A alma que está despojando-se do homem velho deve agora revestir-
se do homem novo.
O primeiro estágio da via iluminativa consiste na luz que o Senhor
concede à alma para compreender qual o real valor das coisas
exteriores (as coisas agradáveis e também as contrariedades, os
obstáculos, os defeitos das pessoas, a arbitrariedades, as
tentações, um espinho que nos atazana a vida…). Ela vê que nunca
adquirirá a paciência, a compaixão, a grandeza de coração se não
tiver sempre ao lado alguém ou algo que a leve a praticar estas
virtudes. É por meio das contrariedades e das tribulações que a
alma aprende a aderir totalmente a vontade de Deus e a descansar
somente nEle. A alma passa a aceitar estas situações de modo tão
claro, que deixa de rebelar-se contra elas, considerando-as como
manifestações da vontade divina.
A segunda fase consiste na luz que Deus concede à alma sobre as
coisas espirituais e principalmente sobre as verdades da fé.
Quando acontece esta iluminação, ocorre uma mudança assombrosa.
Não é mais como a alma que carrega a arca da fé sem nunca abri-la,
não é como a alma que adere às verdades da fé, vive seus efeitos e
conseqüências mas não consegue relacionar os fatos naturais
corriqueiros com esta fé. Se, por graça divina, persevera nesta
rota, procurando aprofundar-se cada vez mais na boa doutrina,
buscando as fontes seguras da tradição da Igreja (evitando os
levianos e os desorientados), poderá chegar mesmo a experimentar
as claras intuições própria dos Santos.
É neste ponto que a amizade divina se torna objeto de verdadeiro
conhecimento e contemplação. A alma não somente goza dessa
amizade, mas também a percebe e compreende. É o que se chama de
‘contemplação ordinária’, que consiste numa forte consciência da
presença de Deus. Cristo passa a ser a luz que irradia cada objeto
de atenção da alma; todas as coisas passam a ser vistas através
dEle. A alma atinge um alto grau de vida interior (o que não supõe
nenhum tipo de alienação: na via da purificação a alma aprendeu
que a vida interior pressupõe o exercício de todas as virtudes
humanas nas atividades cotidianas – trabalho, estudo, relações
familiares, vida política,etc… – cada um dentro de seu estado e
vocação específica). A alma goza da real intimidade com Deus.
O perigo deste estágio é o orgulho extremado e embriagante. A alma
corre o risco de se julgar perfeita e digna desta intimidade.
Costuma acontecer que os bem formados e esclarecidos imaginem que
a voz interior deva sobrepor-se à exterior e considerem-se mais
capazes de interpretar a Igreja do que a própria Igreja.
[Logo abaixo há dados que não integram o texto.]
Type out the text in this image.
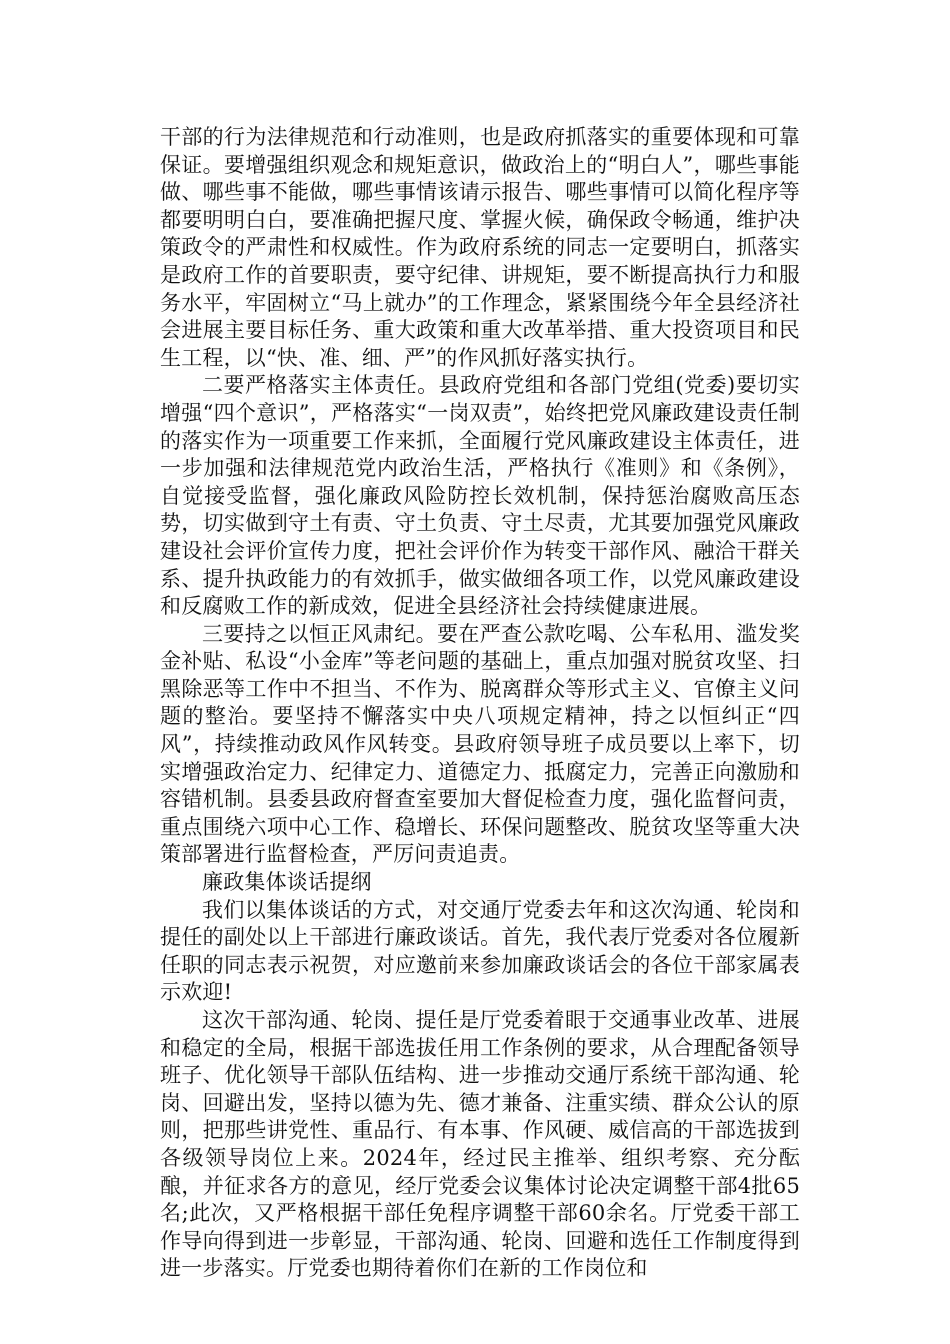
干部的行为法律规范和行动准则，也是政府抓落实的重要体现和可靠保证。要增强组织观念和规矩意识，做政治上的“明白人”，哪些事能做、哪些事不能做，哪些事情该请示报告、哪些事情可以简化程序等都要明明白白，要准确把握尺度、掌握火候，确保政令畅通，维护决策政令的严肃性和权威性。作为政府系统的同志一定要明白，抓落实是政府工作的首要职责，要守纪律、讲规矩，要不断提高执行力和服务水平，牢固树立“马上就办”的工作理念，紧紧围绕今年全县经济社会进展主要目标任务、重大政策和重大改革举措、重大投资项目和民生工程，以“快、准、细、严”的作风抓好落实执行。

二要严格落实主体责任。县政府党组和各部门党组(党委)要切实增强“四个意识”，严格落实“一岗双责”，始终把党风廉政建设责任制的落实作为一项重要工作来抓，全面履行党风廉政建设主体责任，进一步加强和法律规范党内政治生活，严格执行《准则》和《条例》，自觉接受监督，强化廉政风险防控长效机制，保持惩治腐败高压态势，切实做到守土有责、守土负责、守土尽责，尤其要加强党风廉政建设社会评价宣传力度，把社会评价作为转变干部作风、融洽干群关系、提升执政能力的有效抓手，做实做细各项工作，以党风廉政建设和反腐败工作的新成效，促进全县经济社会持续健康进展。

三要持之以恒正风肃纪。要在严查公款吃喝、公车私用、滥发奖金补贴、私设“小金库”等老问题的基础上，重点加强对脱贫攻坚、扫黑除恶等工作中不担当、不作为、脱离群众等形式主义、官僚主义问题的整治。要坚持不懈落实中央八项规定精神，持之以恒纠正“四风”，持续推动政风作风转变。县政府领导班子成员要以上率下，切实增强政治定力、纪律定力、道德定力、抵腐定力，完善正向激励和容错机制。县委县政府督查室要加大督促检查力度，强化监督问责，重点围绕六项中心工作、稳增长、环保问题整改、脱贫攻坚等重大决策部署进行监督检查，严厉问责追责。

廉政集体谈话提纲

我们以集体谈话的方式，对交通厅党委去年和这次沟通、轮岗和提任的副处以上干部进行廉政谈话。首先，我代表厅党委对各位履新任职的同志表示祝贺，对应邀前来参加廉政谈话会的各位干部家属表示欢迎!

这次干部沟通、轮岗、提任是厅党委着眼于交通事业改革、进展和稳定的全局，根据干部选拔任用工作条例的要求，从合理配备领导班子、优化领导干部队伍结构、进一步推动交通厅系统干部沟通、轮岗、回避出发，坚持以德为先、德才兼备、注重实绩、群众公认的原则，把那些讲党性、重品行、有本事、作风硬、威信高的干部选拔到各级领导岗位上来。2024年，经过民主推举、组织考察、充分酝酿，并征求各方的意见，经厅党委会议集体讨论决定调整干部4批65名;此次，又严格根据干部任免程序调整干部60余名。厅党委干部工作导向得到进一步彰显，干部沟通、轮岗、回避和选任工作制度得到进一步落实。厅党委也期待着你们在新的工作岗位和
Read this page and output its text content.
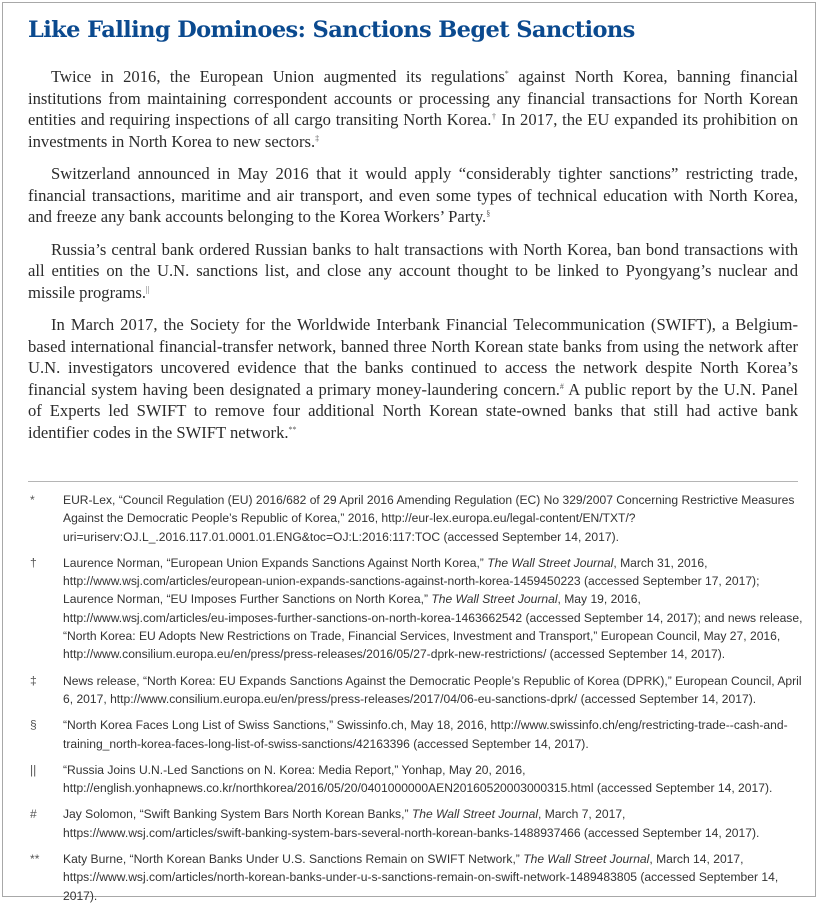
Like Falling Dominoes: Sanctions Beget Sanctions

Twice in 2016, the European Union augmented its regulations* against North Korea, banning financial institutions from maintaining correspondent accounts or processing any financial transactions for North Korean entities and requiring inspections of all cargo transiting North Korea.† In 2017, the EU expanded its prohibition on investments in North Korea to new sectors.‡

Switzerland announced in May 2016 that it would apply “considerably tighter sanctions” restricting trade, financial transactions, maritime and air transport, and even some types of technical education with North Korea, and freeze any bank accounts belonging to the Korea Workers’ Party.§

Russia’s central bank ordered Russian banks to halt transactions with North Korea, ban bond transactions with all entities on the U.N. sanctions list, and close any account thought to be linked to Pyongyang’s nuclear and missile programs.||

In March 2017, the Society for the Worldwide Interbank Financial Telecommunication (SWIFT), a Belgium-based international financial-transfer network, banned three North Korean state banks from using the network after U.N. investigators uncovered evidence that the banks continued to access the network despite North Korea’s financial system having been designated a primary money-laundering concern.# A public report by the U.N. Panel of Experts led SWIFT to remove four additional North Korean state-owned banks that still had active bank identifier codes in the SWIFT network.**

*	EUR-Lex, “Council Regulation (EU) 2016/682 of 29 April 2016 Amending Regulation (EC) No 329/2007 Concerning Restrictive Measures Against the Democratic People’s Republic of Korea,” 2016, http://eur-lex.europa.eu/legal-content/EN/TXT/?uri=uriserv:OJ.L_.2016.117.01.0001.01.ENG&toc=OJ:L:2016:117:TOC (accessed September 14, 2017).
†	Laurence Norman, “European Union Expands Sanctions Against North Korea,” The Wall Street Journal, March 31, 2016, http://www.wsj.com/articles/european-union-expands-sanctions-against-north-korea-1459450223 (accessed September 17, 2017); Laurence Norman, “EU Imposes Further Sanctions on North Korea,” The Wall Street Journal, May 19, 2016, http://www.wsj.com/articles/eu-imposes-further-sanctions-on-north-korea-1463662542 (accessed September 14, 2017); and news release, “North Korea: EU Adopts New Restrictions on Trade, Financial Services, Investment and Transport,” European Council, May 27, 2016, http://www.consilium.europa.eu/en/press/press-releases/2016/05/27-dprk-new-restrictions/ (accessed September 14, 2017).
‡	News release, “North Korea: EU Expands Sanctions Against the Democratic People’s Republic of Korea (DPRK),” European Council, April 6, 2017, http://www.consilium.europa.eu/en/press/press-releases/2017/04/06-eu-sanctions-dprk/ (accessed September 14, 2017).
§	“North Korea Faces Long List of Swiss Sanctions,” Swissinfo.ch, May 18, 2016, http://www.swissinfo.ch/eng/restricting-trade--cash-and-training_north-korea-faces-long-list-of-swiss-sanctions/42163396 (accessed September 14, 2017).
||	“Russia Joins U.N.-Led Sanctions on N. Korea: Media Report,” Yonhap, May 20, 2016, http://english.yonhapnews.co.kr/northkorea/2016/05/20/0401000000AEN20160520003000315.html (accessed September 14, 2017).
#	Jay Solomon, “Swift Banking System Bars North Korean Banks,” The Wall Street Journal, March 7, 2017, https://www.wsj.com/articles/swift-banking-system-bars-several-north-korean-banks-1488937466 (accessed September 14, 2017).
**	Katy Burne, “North Korean Banks Under U.S. Sanctions Remain on SWIFT Network,” The Wall Street Journal, March 14, 2017, https://www.wsj.com/articles/north-korean-banks-under-u-s-sanctions-remain-on-swift-network-1489483805 (accessed September 14, 2017).
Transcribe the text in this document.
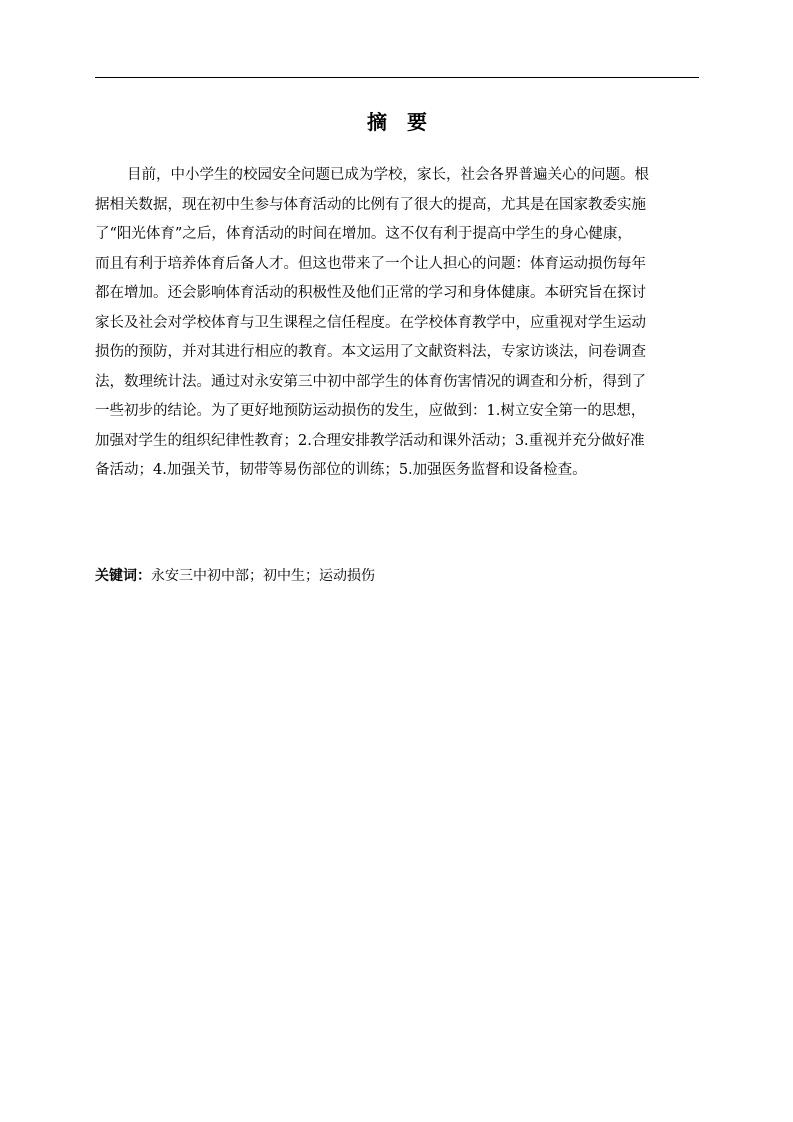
摘 要
目前，中小学生的校园安全问题已成为学校，家长，社会各界普遍关心的问题。根
据相关数据，现在初中生参与体育活动的比例有了很大的提高，尤其是在国家教委实施
了“阳光体育”之后，体育活动的时间在增加。这不仅有利于提高中学生的身心健康，
而且有利于培养体育后备人才。但这也带来了一个让人担心的问题：体育运动损伤每年
都在增加。还会影响体育活动的积极性及他们正常的学习和身体健康。本研究旨在探讨
家长及社会对学校体育与卫生课程之信任程度。在学校体育教学中，应重视对学生运动
损伤的预防，并对其进行相应的教育。本文运用了文献资料法，专家访谈法，问卷调查
法，数理统计法。通过对永安第三中初中部学生的体育伤害情况的调查和分析，得到了
一些初步的结论。为了更好地预防运动损伤的发生，应做到：1.树立安全第一的思想，
加强对学生的组织纪律性教育；2.合理安排教学活动和课外活动；3.重视并充分做好准
备活动；4.加强关节，韧带等易伤部位的训练；5.加强医务监督和设备检查。
关键词：永安三中初中部；初中生；运动损伤
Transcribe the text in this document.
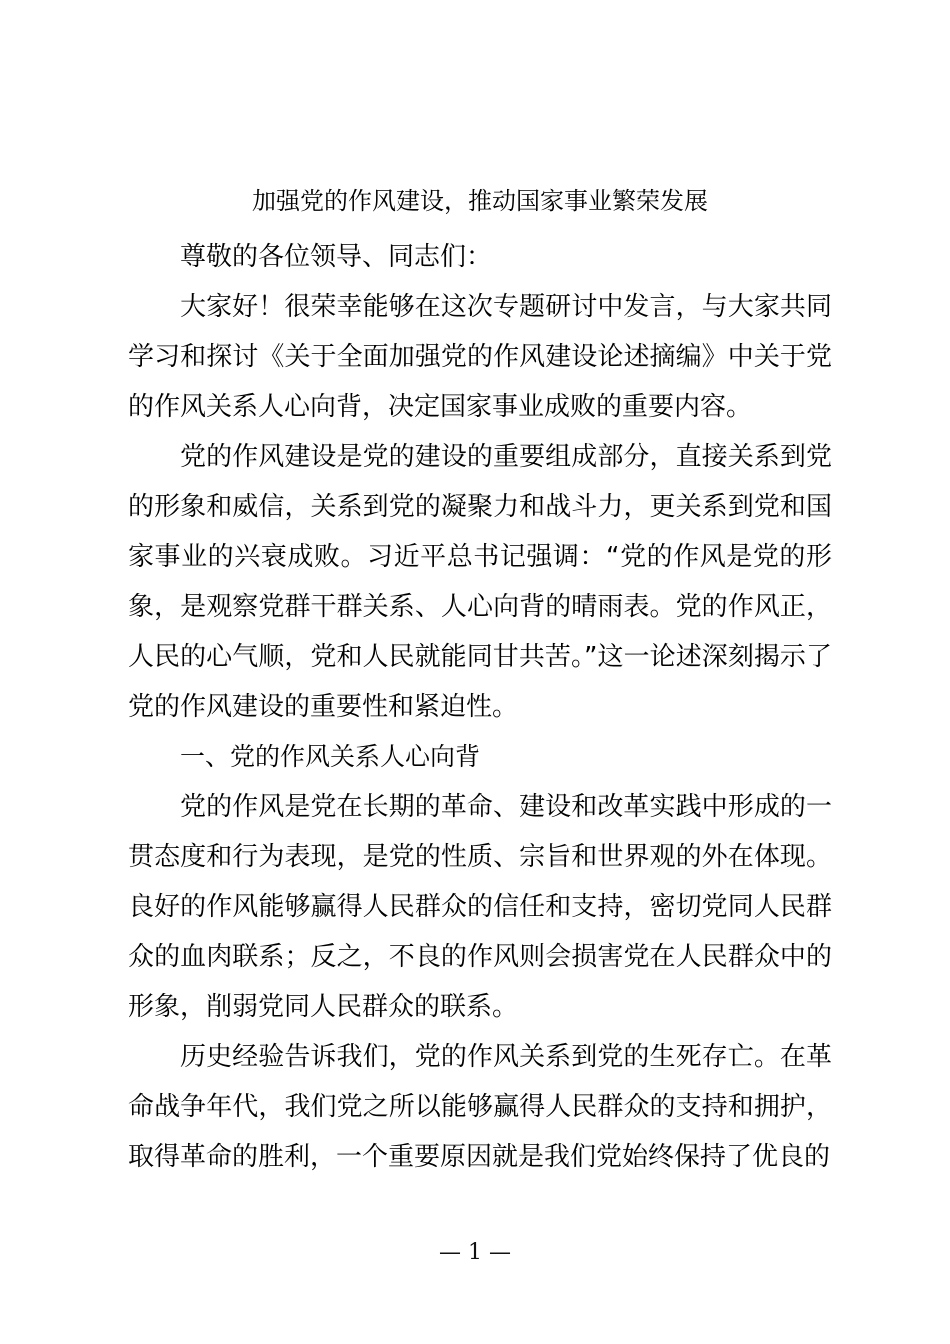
加强党的作风建设，推动国家事业繁荣发展

尊敬的各位领导、同志们：

大家好！很荣幸能够在这次专题研讨中发言，与大家共同学习和探讨《关于全面加强党的作风建设论述摘编》中关于党的作风关系人心向背，决定国家事业成败的重要内容。

党的作风建设是党的建设的重要组成部分，直接关系到党的形象和威信，关系到党的凝聚力和战斗力，更关系到党和国家事业的兴衰成败。习近平总书记强调：“党的作风是党的形象，是观察党群干群关系、人心向背的晴雨表。党的作风正，人民的心气顺，党和人民就能同甘共苦。”这一论述深刻揭示了党的作风建设的重要性和紧迫性。

一、党的作风关系人心向背

党的作风是党在长期的革命、建设和改革实践中形成的一贯态度和行为表现，是党的性质、宗旨和世界观的外在体现。良好的作风能够赢得人民群众的信任和支持，密切党同人民群众的血肉联系；反之，不良的作风则会损害党在人民群众中的形象，削弱党同人民群众的联系。

历史经验告诉我们，党的作风关系到党的生死存亡。在革命战争年代，我们党之所以能够赢得人民群众的支持和拥护，取得革命的胜利，一个重要原因就是我们党始终保持了优良的

— 1 —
Já
repararam que todas as heresias e todas as seitas procederam de
algum amigo dileto de Cristo?
Praticamente todos desfrutaram de um alto grau de vida interior.
Paralelamente ao crescimento da vida interior é imprescindível que
haja também um crescimento na devoção e na submissão à voz
exterior com que Cristo nos fala na sua Igreja. É muito difícil
distinguir a diferença entre as inspirações do Espírito Santo e as
aspirações e imaginações pessoais. Quanto mais intensa for a vida
interior, quanto mais luzes receber, tanto mais deve sentir
necessidade da mão forte da Igreja.
O aprofundamento nesta última via, a consolidação das duas, nos
leva à terceira via, a unitiva, aquela que experimentaram os
Santos e que também devemos percorrer. Aqui Deus se compraz desta
alma e a invade.
Este caminho da amizade com Cristo é algo pessoal e irrepetível e
nem sempre é retilíneo, não só porque Deus pode queimar etapas ou
mudar a ordem segundo seus desígnios, mas também porque depende
das disposições de cada alma. O que importa é saber que é
necessário dar todos estes passos, com ânimo, humildade e espírito
de superação, até o fim da vida. Eis aqui o bom combate.